I'm sitting out in the middle of the desert. We had been traveling for nearly two days and I'm covered in red dust. It's like colored talcum powder. It was in my mouth, up my nose and just all over me.

I guess we're going to war. We grabbed our rucksacks, M-16s, flak vests and gas masks and left Dhahran and the MGM far behind.

The smell of diesel was everywhere -- you just couldn't get away from it. The convoy stretched for miles on a four-lane highway headed toward Kuwait. It was getting dark.

About thirty minutes after leaving the city, the hood of the truck I was riding in suddenly popped up and smashed loudly into the windshield.

"Oh shit!" Mobley yelled.

"What the hell was that?" I yelled back.

The front hood banged and rattled against the window. We couldn't see a thing. Mobley slowed the vehicle down as I jumped out the door to the running board.

"Pull right, slow down, right, right, slow," I yelled as I guided him off the side of the road. The other vehicles in the convoy zoomed passed us.

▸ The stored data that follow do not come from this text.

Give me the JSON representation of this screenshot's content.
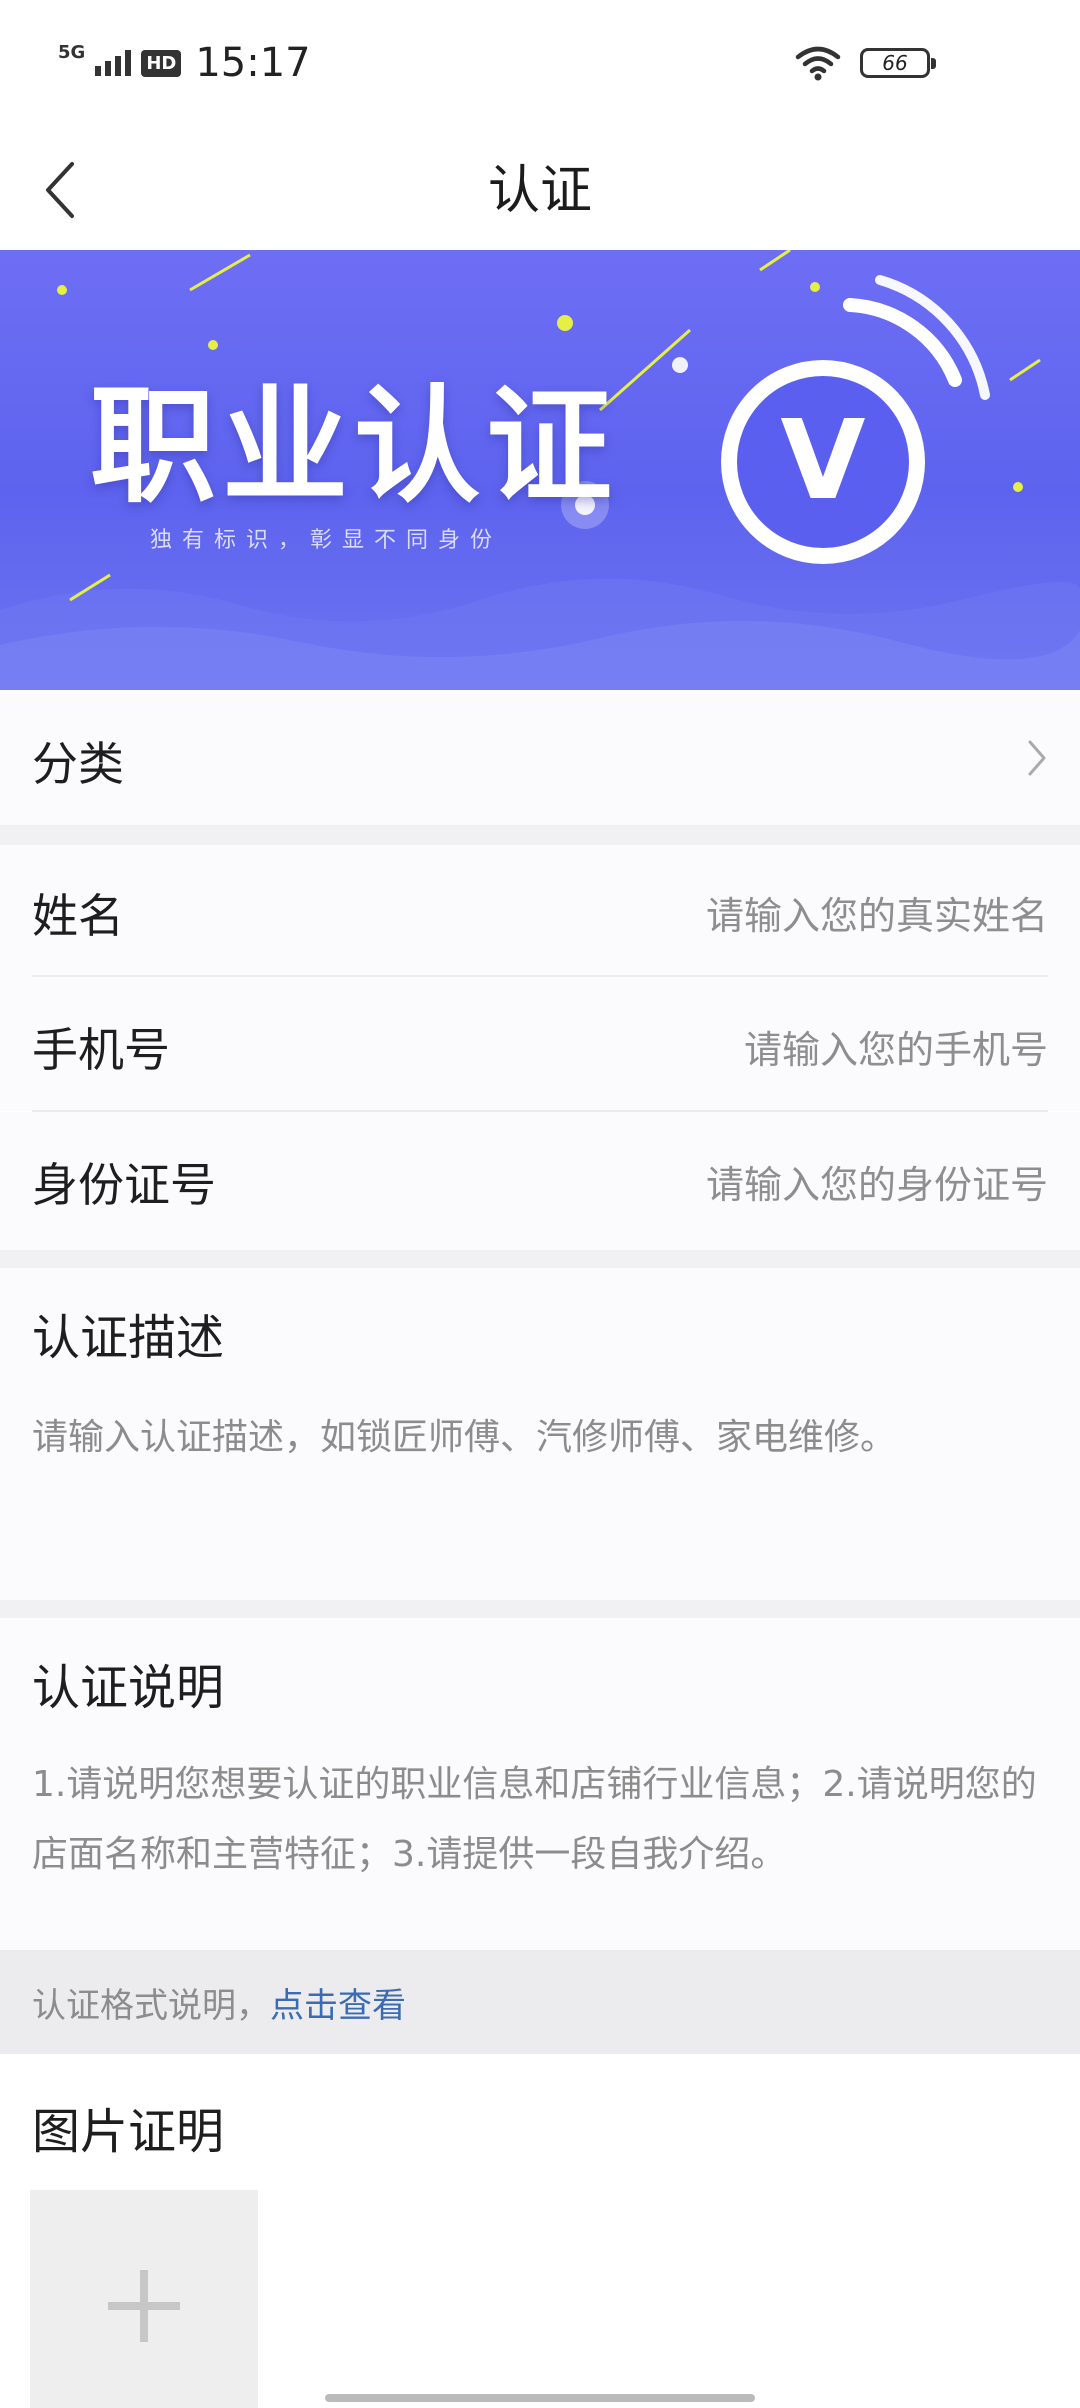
{
  "status_bar": {
    "network": "5G",
    "hd": "HD",
    "time": "15:17",
    "battery": "66"
  },
  "nav": {
    "title": "认证"
  },
  "banner": {
    "title": "职业认证",
    "subtitle": "独有标识，彰显不同身份",
    "badge_letter": "V"
  },
  "category": {
    "label": "分类"
  },
  "form": {
    "name": {
      "label": "姓名",
      "placeholder": "请输入您的真实姓名"
    },
    "phone": {
      "label": "手机号",
      "placeholder": "请输入您的手机号"
    },
    "id_card": {
      "label": "身份证号",
      "placeholder": "请输入您的身份证号"
    }
  },
  "description": {
    "title": "认证描述",
    "placeholder": "请输入认证描述，如锁匠师傅、汽修师傅、家电维修。"
  },
  "instructions": {
    "title": "认证说明",
    "text": "1.请说明您想要认证的职业信息和店铺行业信息；2.请说明您的店面名称和主营特征；3.请提供一段自我介绍。"
  },
  "format_tip": {
    "text": "认证格式说明，",
    "link": "点击查看"
  },
  "photo_proof": {
    "title": "图片证明"
  },
  "colors": {
    "banner": "#5d63ee",
    "link": "#3b6cb3",
    "placeholder": "#8e8e8e"
  },
  "icons": {
    "back": "chevron-left-icon",
    "row_arrow": "chevron-right-icon",
    "add": "plus-icon"
  }
}
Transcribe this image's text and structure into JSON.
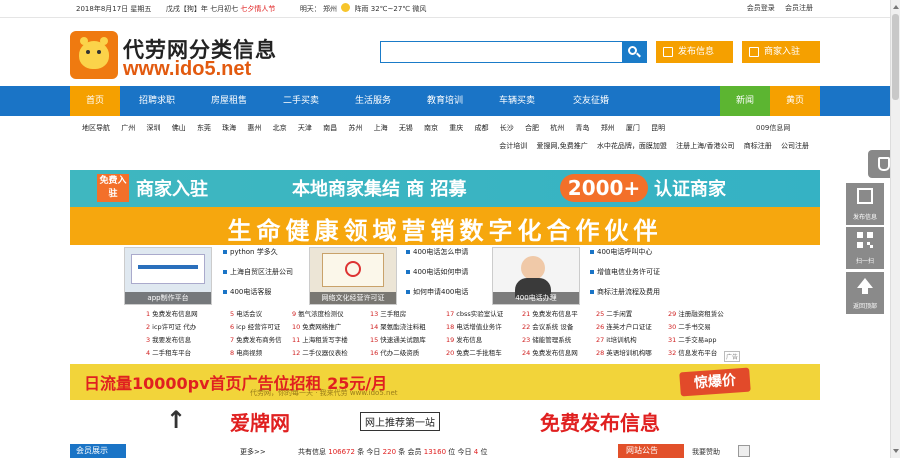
{
  "topbar": {
    "date": "2018年8月17日 星期五",
    "lunar_pre": "戊戌【狗】年 七月初七",
    "festival": "七夕情人节",
    "weather_label": "明天：",
    "city": "郑州",
    "weather_text": "阵雨",
    "temp": "32℃~27℃",
    "wind": "微风",
    "login": "会员登录",
    "register": "会员注册"
  },
  "logo": {
    "title": "代劳网分类信息",
    "url": "www.ido5.net"
  },
  "search": {
    "placeholder": "",
    "value": ""
  },
  "header_buttons": {
    "post": "发布信息",
    "join": "商家入驻"
  },
  "nav": [
    "首页",
    "招聘求职",
    "房屋租售",
    "二手买卖",
    "生活服务",
    "教育培训",
    "车辆买卖",
    "交友征婚",
    "新闻",
    "黄页"
  ],
  "cities": {
    "label": "地区导航",
    "items": [
      "广州",
      "深圳",
      "佛山",
      "东莞",
      "珠海",
      "惠州",
      "北京",
      "天津",
      "南昌",
      "苏州",
      "上海",
      "无锡",
      "南京",
      "重庆",
      "成都",
      "长沙",
      "合肥",
      "杭州",
      "青岛",
      "郑州",
      "厦门",
      "昆明"
    ],
    "right": "009信息网",
    "row2": [
      "会计培训",
      "爱搜网,免费推广",
      "水中花品牌，面膜加盟",
      "注册上海/香港公司",
      "商标注册",
      "公司注册"
    ]
  },
  "banner1": {
    "free": "免费入驻",
    "merchant": "商家入驻",
    "recruit": "本地商家集结 商  招募",
    "count": "2000+",
    "cert": "认证商家"
  },
  "banner2": {
    "text": "生命健康领域营销数字化合作伙伴"
  },
  "thumbs": [
    {
      "caption": "app制作平台"
    },
    {
      "caption": "网络文化经营许可证"
    },
    {
      "caption": "400电话办理"
    }
  ],
  "thumb_lists": [
    [
      "python 学多久",
      "上海自贸区注册公司",
      "400电话客服"
    ],
    [
      "400电话怎么申请",
      "400电话如何申请",
      "如何申请400电话"
    ],
    [
      "400电话呼叫中心",
      "增值电信业务许可证",
      "商标注册流程及费用"
    ]
  ],
  "grid": [
    [
      {
        "n": "1",
        "t": "免费发布信息网"
      },
      {
        "n": "5",
        "t": "电话会议"
      },
      {
        "n": "9",
        "t": "氨气浓度检测仪"
      },
      {
        "n": "13",
        "t": "三手租房"
      },
      {
        "n": "17",
        "t": "cbss实验室认证"
      },
      {
        "n": "21",
        "t": "免费发布信息平"
      },
      {
        "n": "25",
        "t": "二手闲置"
      },
      {
        "n": "29",
        "t": "注册融资租赁公"
      }
    ],
    [
      {
        "n": "2",
        "t": "icp许可证 代办"
      },
      {
        "n": "6",
        "t": "icp 经营许可证"
      },
      {
        "n": "10",
        "t": "免费网络推广"
      },
      {
        "n": "14",
        "t": "聚氨酯浇注料粗"
      },
      {
        "n": "18",
        "t": "电话增值业务许"
      },
      {
        "n": "22",
        "t": "会议系统 设备"
      },
      {
        "n": "26",
        "t": "连英才户口证证"
      },
      {
        "n": "30",
        "t": "二手书交易"
      }
    ],
    [
      {
        "n": "3",
        "t": "我要发布信息"
      },
      {
        "n": "7",
        "t": "免费发布商务信"
      },
      {
        "n": "11",
        "t": "上海租赁写字楼"
      },
      {
        "n": "15",
        "t": "快速通关试题库"
      },
      {
        "n": "19",
        "t": "发布信息"
      },
      {
        "n": "23",
        "t": "储能管理系统"
      },
      {
        "n": "27",
        "t": "it培训机构"
      },
      {
        "n": "31",
        "t": "二手交易app"
      }
    ],
    [
      {
        "n": "4",
        "t": "二手租车平台"
      },
      {
        "n": "8",
        "t": "电商视频"
      },
      {
        "n": "12",
        "t": "二手仪器仪表检"
      },
      {
        "n": "16",
        "t": "代办二级资质"
      },
      {
        "n": "20",
        "t": "免费二手批租车"
      },
      {
        "n": "24",
        "t": "免费发布信息网"
      },
      {
        "n": "28",
        "t": "英语培训机构哪"
      },
      {
        "n": "32",
        "t": "信息发布平台"
      }
    ]
  ],
  "ad_tag": "广告",
  "banner3": {
    "text": "日流量10000pv首页广告位招租 25元/月",
    "hot": "惊爆价",
    "sub": "代劳网，你的每一天 · 我来代劳   www.ido5.net"
  },
  "banner4": {
    "mark": "↑",
    "name": "爱牌网",
    "tag": "网上推荐第一站",
    "free": "免费发布信息"
  },
  "bottom": {
    "vip": "会员展示",
    "more": "更多>>",
    "stats_pre": "共有信息",
    "stats_info": "106672",
    "stats_mid": "条 今日",
    "stats_today": "220",
    "stats_mid2": "条 会员",
    "stats_members": "13160",
    "stats_mid3": "位 今日",
    "stats_today_members": "4",
    "stats_end": "位",
    "wanted": "网站公告",
    "mine": "我要赞助"
  },
  "float": {
    "post": "发布信息",
    "qr": "扫一扫",
    "totop": "返回顶部"
  }
}
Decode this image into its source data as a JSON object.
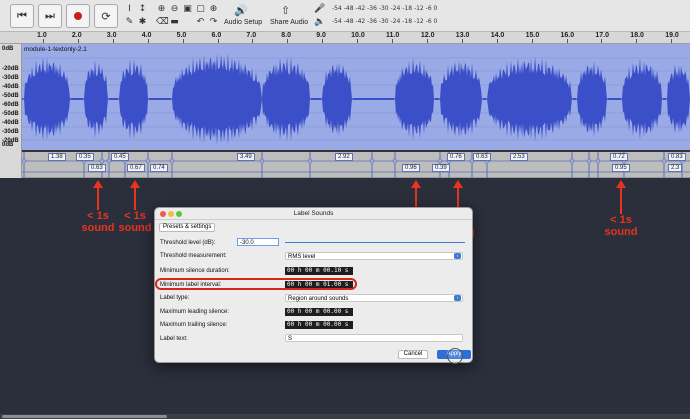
{
  "toolbar": {
    "audio_setup_label": "Audio Setup",
    "share_audio_label": "Share Audio",
    "meter_ticks": "-54  -48  -42  -36  -30  -24  -18  -12  -6   0",
    "colors": {
      "record": "#c81e1e",
      "bg": "#e6e6e6"
    },
    "icons": [
      "skip-start-icon",
      "skip-end-icon",
      "record-icon",
      "loop-icon",
      "select-tool-icon",
      "envelope-tool-icon",
      "draw-tool-icon",
      "multi-tool-icon",
      "zoom-in-icon",
      "zoom-out-icon",
      "fit-selection-icon",
      "fit-project-icon",
      "zoom-toggle-icon",
      "trim-icon",
      "silence-icon",
      "undo-icon",
      "redo-icon",
      "speaker-icon",
      "mic-icon",
      "play-meter-icon",
      "record-meter-icon"
    ]
  },
  "ruler": {
    "ticks": [
      "1.0",
      "2.0",
      "3.0",
      "4.0",
      "5.0",
      "6.0",
      "7.0",
      "8.0",
      "9.0",
      "10.0",
      "11.0",
      "12.0",
      "13.0",
      "14.0",
      "15.0",
      "16.0",
      "17.0",
      "18.0",
      "19.0"
    ]
  },
  "track": {
    "clip_name": "module-1-textonly-2.1",
    "db_labels": [
      "0dB",
      "-20dB",
      "-30dB",
      "-40dB",
      "-50dB",
      "-60dB",
      "-50dB",
      "-40dB",
      "-30dB",
      "-20dB",
      "0dB"
    ],
    "wave_color": "#3b4fc8",
    "bg_color": "#9aaae6"
  },
  "labels": {
    "top": [
      "1.38",
      "0.35",
      "0.45",
      "3.49",
      "2.92",
      "0.76",
      "0.63",
      "2.53",
      "0.72",
      "0.83"
    ],
    "bottom": [
      "0.63",
      "0.67",
      "0.74",
      "0.96",
      "0.39",
      "0.95",
      "2.3"
    ]
  },
  "annotations": [
    {
      "line1": "< 1s",
      "line2": "sound"
    },
    {
      "line1": "< 1s",
      "line2": "sound"
    },
    {
      "line1": "< 1s",
      "line2": "sound"
    },
    {
      "line1": "< 1s",
      "line2": "sound"
    },
    {
      "line1": "< 1s",
      "line2": "sound"
    }
  ],
  "dialog": {
    "title": "Label Sounds",
    "presets_label": "Presets & settings",
    "threshold_level_label": "Threshold level (dB):",
    "threshold_level_value": "-30.0",
    "threshold_measurement_label": "Threshold measurement:",
    "threshold_measurement_value": "RMS level",
    "min_silence_label": "Minimum silence duration:",
    "min_silence_value": "00 h 00 m 00.10 s",
    "min_label_interval_label": "Minimum label interval:",
    "min_label_interval_value": "00 h 00 m 01.00 s",
    "label_type_label": "Label type:",
    "label_type_value": "Region around sounds",
    "max_leading_label": "Maximum leading silence:",
    "max_leading_value": "00 h 00 m 00.00 s",
    "max_trailing_label": "Maximum trailing silence:",
    "max_trailing_value": "00 h 00 m 00.00 s",
    "label_text_label": "Label text:",
    "label_text_value": "S",
    "cancel_label": "Cancel",
    "apply_label": "Apply",
    "highlight_color": "#d7261b"
  }
}
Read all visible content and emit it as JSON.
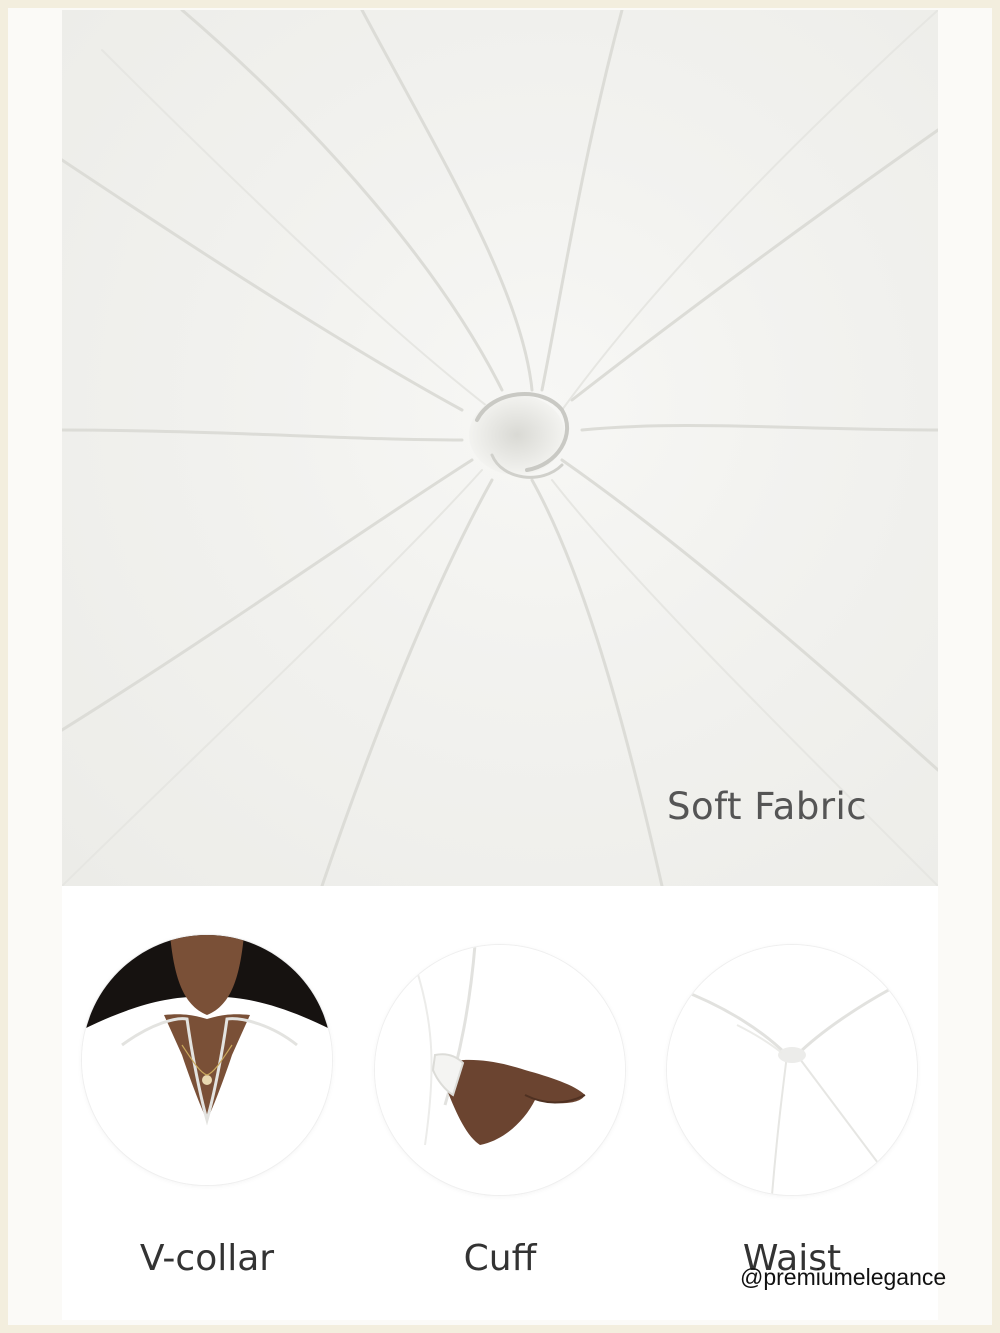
{
  "fabric": {
    "label": "Soft Fabric"
  },
  "details": [
    {
      "label": "V-collar"
    },
    {
      "label": "Cuff"
    },
    {
      "label": "Waist"
    }
  ],
  "watermark": "@premiumelegance"
}
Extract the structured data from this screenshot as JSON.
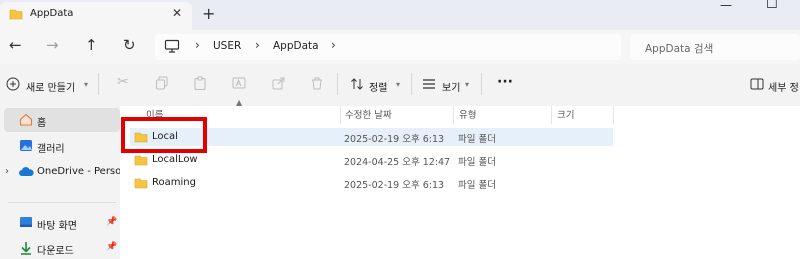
{
  "tab": {
    "title": "AppData",
    "close": "✕",
    "new": "+"
  },
  "window": {
    "min": "—",
    "max": "☐"
  },
  "nav": {
    "back": "←",
    "forward": "→",
    "up": "↑",
    "refresh": "↻"
  },
  "breadcrumb": {
    "computer": "USER",
    "folder": "AppData",
    "sep": "›"
  },
  "search": {
    "placeholder": "AppData 검색"
  },
  "toolbar": {
    "new": "새로 만들기",
    "sort": "정렬",
    "view": "보기",
    "more": "···",
    "details": "세부 정"
  },
  "sidebar": {
    "items": [
      {
        "label": "홈"
      },
      {
        "label": "갤러리"
      },
      {
        "label": "OneDrive - Persona"
      },
      {
        "label": "바탕 화면"
      },
      {
        "label": "다운로드"
      }
    ]
  },
  "columns": {
    "name": "이름",
    "date": "수정한 날짜",
    "type": "유형",
    "size": "크기"
  },
  "files": [
    {
      "name": "Local",
      "date": "2025-02-19 오후 6:13",
      "type": "파일 폴더"
    },
    {
      "name": "LocalLow",
      "date": "2024-04-25 오후 12:47",
      "type": "파일 폴더"
    },
    {
      "name": "Roaming",
      "date": "2025-02-19 오후 6:13",
      "type": "파일 폴더"
    }
  ],
  "colors": {
    "folder": "#f5c542",
    "selection": "#e5f0fb",
    "annotation": "#e40000"
  }
}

"Damn hood!" Mobley said. He had been a corporal when we were back in Germany and somehow managed to get busted in two different units by the same major. Vern followed Mobley everywhere. Major Vern and Mobley hated each other.

We got the hood down and I checked for my rifle. It was still there lying on the seat. It was close enough for comfort even if I didn't have ammo. Ammo was not issued yet. Maybe I won't need to be issued ammo.

"We've got to catch up with the convoy Mobley," I said. I didn't like sitting in the desert by ourselves. We caught up with the convoy and drove all night listening to the news on BBC and music from AFN. Mobley had me take pictures of camels the next day to send to his mom back in Missouri.

We made one stop that night. A unit from the Alabama National Guard set up a 'soup kitchen of sorts.' It was really hard to see the chem lights. It was pitch black outside. Army green was the perfect color for the desert at night. It was stupid looking during the day. The chow wasn't bad. Lunch buckets, coffee, milk and bread. Fresh fruit, too.

Mobley was fixing another vehicle, so I got his chow for him. "On the Road Again."

I don't know where the hell we are. There's nothing out here. Secretary of State Baker was on the radio. He said the peace talks did not go well and he made the last effort for peace, but the door is still open for the 15 th Deadline.

Damn, damn, damn! I'll either be here forever or I'll die in the war with a pen in my hand. God, I just wanna go home and start life, let the Arabs fight their own war!

"You know, they shouldn't have called this Operation Desert Shield," Mobley said. "They should have called this Operation Hotel California .... you can check-in but you can't check out."

Isn't that the truth.


Postscript: Dean Mobley was killed two months later, just a few days after the ceasefire went into effect. Land mine.